As members of the 30-strong Greenpeace crew arrested for protesting outside an oil rig arrived home from Russia, messages of defiance poured forth in interviews and statements released by local branches of the environmental group.
"Absurd theater," was how Danish activist Anne Mie Roer Jensen described the roughly 100-day experience in Russia, promising more action to protect the far north from energy extraction. "The fight against the oil drilling in the Arctic has only just begun."
The crew members were detained in September and charged with piracy after some of them aboard the Arctic Sunrise boat attempted to scale an offshore drilling platform owned by Russia's state-owned natural gas giant Gazprom.
Those allegations were later downgraded to hooliganism before being dropped altogether following the passage of an amnesty law widely interpreted as an attempt by Moscow to temper foreign criticism of Russia's human rights record before the Winter Olympics to be held in Sochi, Russia, in February.

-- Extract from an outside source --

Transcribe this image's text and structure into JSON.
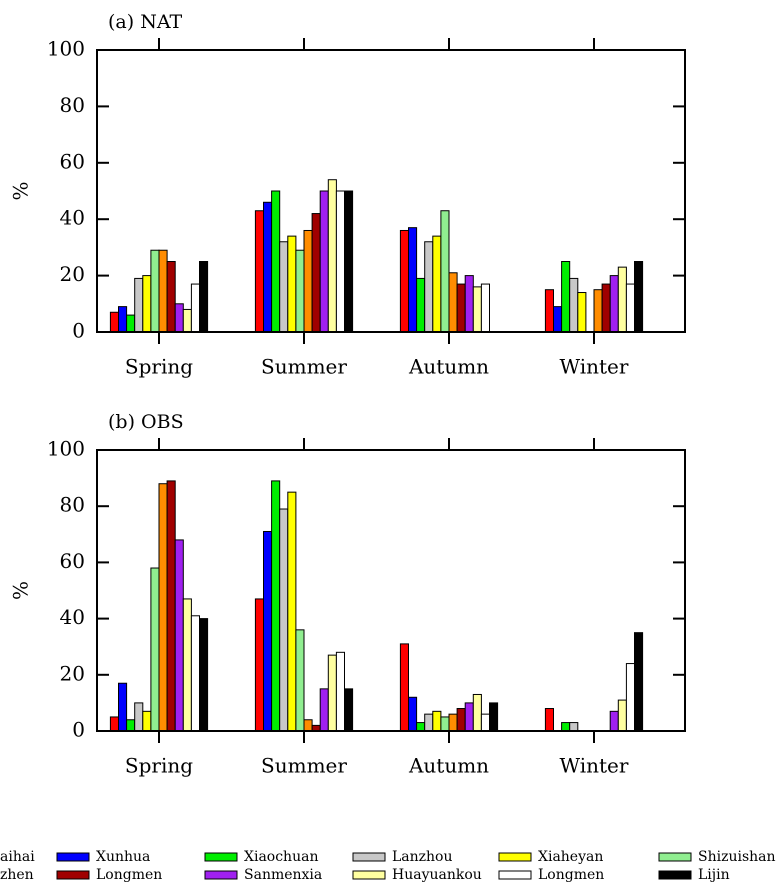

Russian President Vladimir Putin has questioned the Greenpeace protesters intentions to protect the Arctic and alleged that they were trying to hurt Russia's economic interests. He said earlier this month that he did not mind that charges against the team were dropped under the amnesty, but that he hoped that "this will not happen again."
Briton Anthony Perret, the first to be released, told the BBC the ordeal was "definitely worth it."